Here is my unvarnished opinion of the Wake County schools.

The Good:

Lots of school choices. You can find a school that fits your schedule and your kid, although you have to be "in the system" a year before applying for a magnet school. I feel like we've been able to make the most of the options here, and my kids are getting some incredible opportunities as a result.

The Bad:

Underfunding!! This isn't Wake County as much as NC, but teachers are leaving by the droves (it is very noticeable in some schools; less so in others -- my kids have been in 4 different schools now at all levels, and the impact has ranged from hardly noticeable to near-full turnover in 2 years.) That said, some of it probably IS Wake County, which seems to give funding priority to a bloated central administration (anyone who has had to escalate something through them will probably know what I mean).
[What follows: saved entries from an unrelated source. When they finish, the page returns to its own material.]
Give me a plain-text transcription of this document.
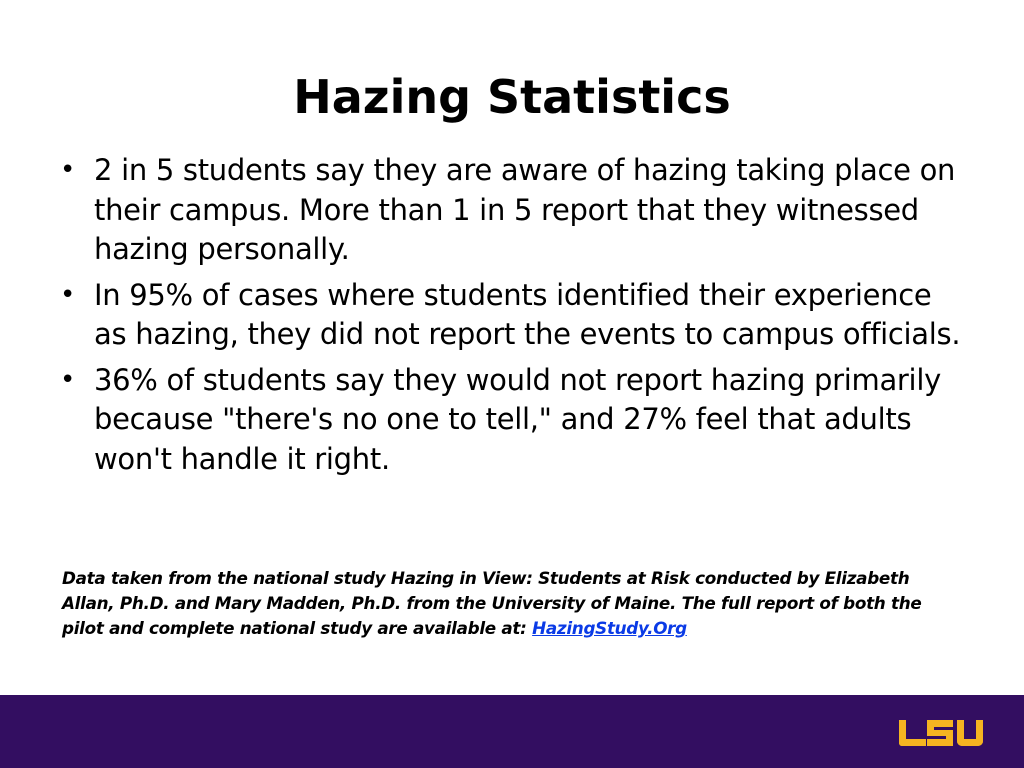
Hazing Statistics
• 2 in 5 students say they are aware of hazing taking place on their campus. More than 1 in 5 report that they witnessed hazing personally.
• In 95% of cases where students identified their experience as hazing, they did not report the events to campus officials.
• 36% of students say they would not report hazing primarily because "there's no one to tell," and 27% feel that adults won't handle it right.

Data taken from the national study Hazing in View: Students at Risk conducted by Elizabeth Allan, Ph.D. and Mary Madden, Ph.D. from the University of Maine. The full report of both the pilot and complete national study are available at: HazingStudy.Org
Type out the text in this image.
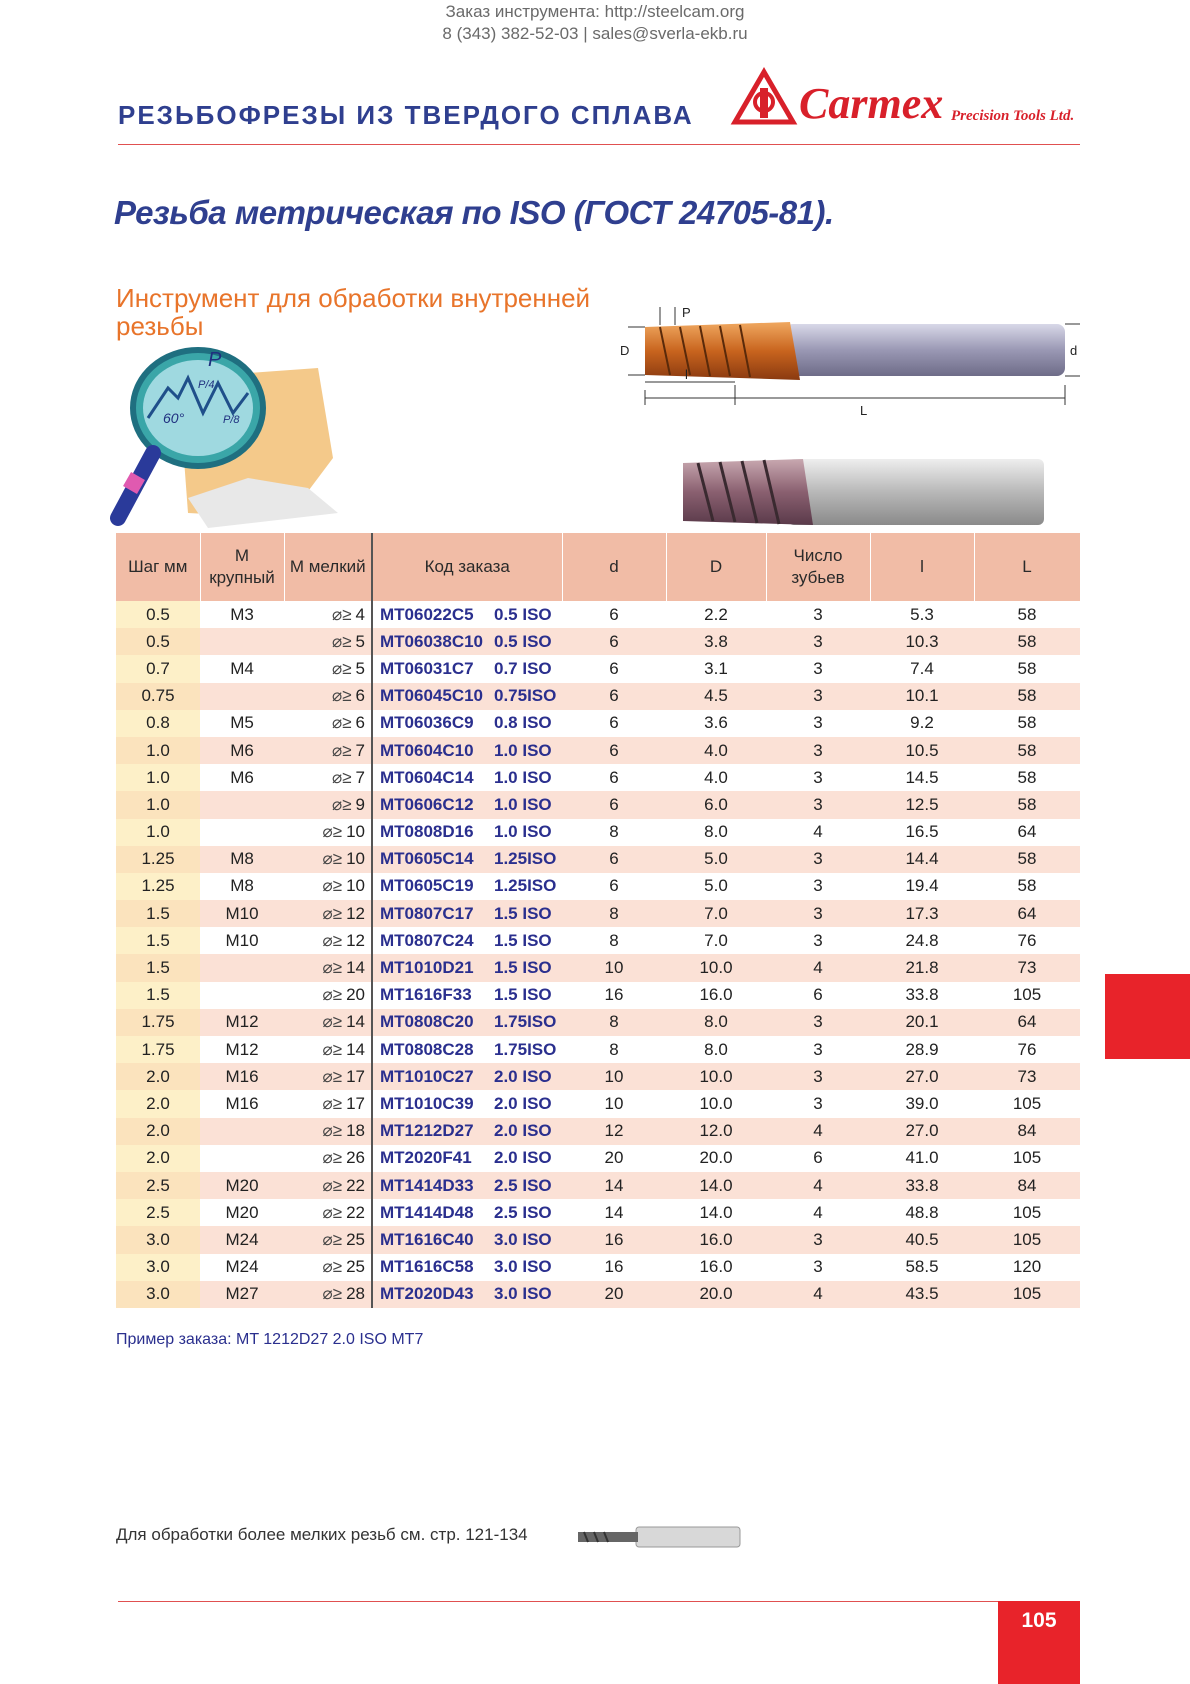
Заказ инструмента: http://steelcam.org
8 (343) 382-52-03 | sales@sverla-ekb.ru
РЕЗЬБОФРЕЗЫ ИЗ ТВЕРДОГО СПЛАВА Carmex Precision Tools Ltd.
Резьба метрическая по ISO (ГОСТ 24705-81).
Инструмент для обработки внутренней резьбы
P
P/4
60°	P/8
P
D	d
l
L
Шаг мм	М крупный	М мелкий	Код заказа	d	D	Число зубьев	l	L
0.5	M3	⌀≥ 4	MT06022C5 0.5 ISO	6	2.2	3	5.3	58
0.5		⌀≥ 5	MT06038C10 0.5 ISO	6	3.8	3	10.3	58
0.7	M4	⌀≥ 5	MT06031C7 0.7 ISO	6	3.1	3	7.4	58
0.75		⌀≥ 6	MT06045C10 0.75ISO	6	4.5	3	10.1	58
0.8	M5	⌀≥ 6	MT06036C9 0.8 ISO	6	3.6	3	9.2	58
1.0	M6	⌀≥ 7	MT0604C10 1.0 ISO	6	4.0	3	10.5	58
1.0	M6	⌀≥ 7	MT0604C14 1.0 ISO	6	4.0	3	14.5	58
1.0		⌀≥ 9	MT0606C12 1.0 ISO	6	6.0	3	12.5	58
1.0		⌀≥ 10	MT0808D16 1.0 ISO	8	8.0	4	16.5	64
1.25	M8	⌀≥ 10	MT0605C14 1.25ISO	6	5.0	3	14.4	58
1.25	M8	⌀≥ 10	MT0605C19 1.25ISO	6	5.0	3	19.4	58
1.5	M10	⌀≥ 12	MT0807C17 1.5 ISO	8	7.0	3	17.3	64
1.5	M10	⌀≥ 12	MT0807C24 1.5 ISO	8	7.0	3	24.8	76
1.5		⌀≥ 14	MT1010D21 1.5 ISO	10	10.0	4	21.8	73
1.5		⌀≥ 20	MT1616F33 1.5 ISO	16	16.0	6	33.8	105
1.75	M12	⌀≥ 14	MT0808C20 1.75ISO	8	8.0	3	20.1	64
1.75	M12	⌀≥ 14	MT0808C28 1.75ISO	8	8.0	3	28.9	76
2.0	M16	⌀≥ 17	MT1010C27 2.0 ISO	10	10.0	3	27.0	73
2.0	M16	⌀≥ 17	MT1010C39 2.0 ISO	10	10.0	3	39.0	105
2.0		⌀≥ 18	MT1212D27 2.0 ISO	12	12.0	4	27.0	84
2.0		⌀≥ 26	MT2020F41 2.0 ISO	20	20.0	6	41.0	105
2.5	M20	⌀≥ 22	MT1414D33 2.5 ISO	14	14.0	4	33.8	84
2.5	M20	⌀≥ 22	MT1414D48 2.5 ISO	14	14.0	4	48.8	105
3.0	M24	⌀≥ 25	MT1616C40 3.0 ISO	16	16.0	3	40.5	105
3.0	M24	⌀≥ 25	MT1616C58 3.0 ISO	16	16.0	3	58.5	120
3.0	M27	⌀≥ 28	MT2020D43 3.0 ISO	20	20.0	4	43.5	105
Пример заказа: MT 1212D27 2.0 ISO MT7
Для обработки более мелких резьб см. стр. 121-134
105
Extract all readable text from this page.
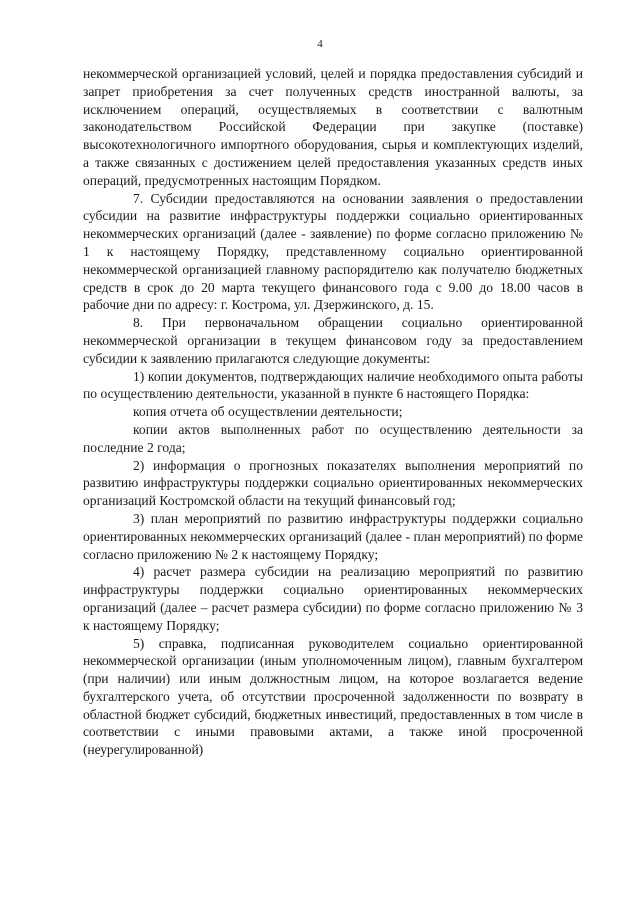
4

некоммерческой организацией условий, целей и порядка предоставления субсидий и запрет приобретения за счет полученных средств иностранной валюты, за исключением операций, осуществляемых в соответствии с валютным законодательством Российской Федерации при закупке (поставке) высокотехнологичного импортного оборудования, сырья и комплектующих изделий, а также связанных с достижением целей предоставления указанных средств иных операций, предусмотренных настоящим Порядком.

7. Субсидии предоставляются на основании заявления о предоставлении субсидии на развитие инфраструктуры поддержки социально ориентированных некоммерческих организаций (далее - заявление) по форме согласно приложению № 1 к настоящему Порядку, представленному социально ориентированной некоммерческой организацией главному распорядителю как получателю бюджетных средств в срок до 20 марта текущего финансового года с 9.00 до 18.00 часов в рабочие дни по адресу: г. Кострома, ул. Дзержинского, д. 15.

8. При первоначальном обращении социально ориентированной некоммерческой организации в текущем финансовом году за предоставлением субсидии к заявлению прилагаются следующие документы:

1) копии документов, подтверждающих наличие необходимого опыта работы по осуществлению деятельности, указанной в пункте 6 настоящего Порядка:

копия отчета об осуществлении деятельности;

копии актов выполненных работ по осуществлению деятельности за последние 2 года;

2) информация о прогнозных показателях выполнения мероприятий по развитию инфраструктуры поддержки социально ориентированных некоммерческих организаций Костромской области на текущий финансовый год;

3) план мероприятий по развитию инфраструктуры поддержки социально ориентированных некоммерческих организаций (далее - план мероприятий) по форме согласно приложению № 2 к настоящему Порядку;

4) расчет размера субсидии на реализацию мероприятий по развитию инфраструктуры поддержки социально ориентированных некоммерческих организаций (далее – расчет размера субсидии) по форме согласно приложению № 3 к настоящему Порядку;

5) справка, подписанная руководителем социально ориентированной некоммерческой организации (иным уполномоченным лицом), главным бухгалтером (при наличии) или иным должностным лицом, на которое возлагается ведение бухгалтерского учета, об отсутствии просроченной задолженности по возврату в областной бюджет субсидий, бюджетных инвестиций, предоставленных в том числе в соответствии с иными правовыми актами, а также иной просроченной (неурегулированной)
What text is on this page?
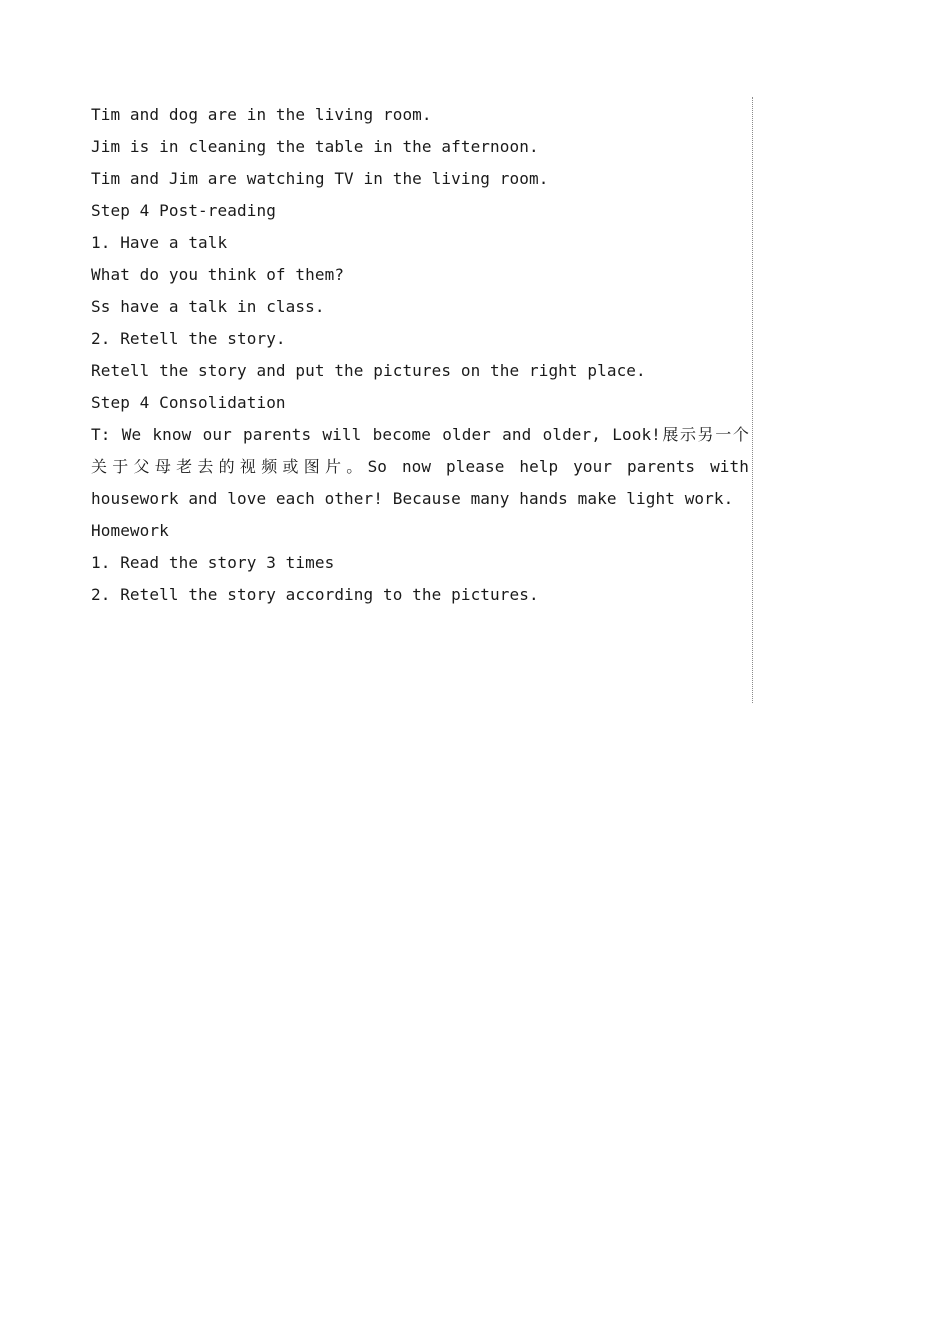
Tim and dog are in the living room.
Jim is in cleaning the table in the afternoon.
Tim and Jim are watching TV in the living room.
Step 4 Post-reading
1. Have a talk
What do you think of them?
Ss have a talk in class.
2. Retell the story.
Retell the story and put the pictures on the right place.
Step 4 Consolidation
T: We know our parents will become older and older, Look!展示另一个
关于父母老去的视频或图片。So now please help your parents with
housework and love each other! Because many hands make light work.
Homework
1. Read the story 3 times
2. Retell the story according to the pictures.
I was shocked when the HS biology teacher passed a jar at parents' night for money for test tubes, but that is reality. (The same classroom has a DNA splitter donated by industry; go figure.) You will be nickel-and-dimed and asked for donations out the wazoo: book purchases (because the classrooms don't have enough), "bring your own device" (rough translation: not enough computers), expensive field trips (in comparison with the 2 other school districts we've been in up north), and donations of classroom supplies (anything and everything).

The Ugly:

TRANSPORTATION. Yes, it's taxpayer-funded, in comparison to the buses up north which carried user fees of $600-800/year per student. But, it is also flaky. Some routes are extremely reliable. Others are horrendous. Unfortunately, the system for complaints is designed to discourage parents from complaining.

They do not deal well, not at ALL, with accommodating divorced parents, with or without joint custody, or any sort of guardianship situation.

**
All told, we've had really good experiences with the Wake County schools so far, albeit with a fair dose of frustration with "The Ugly", but I'm more than a little worried about their future unless something changes at the state level.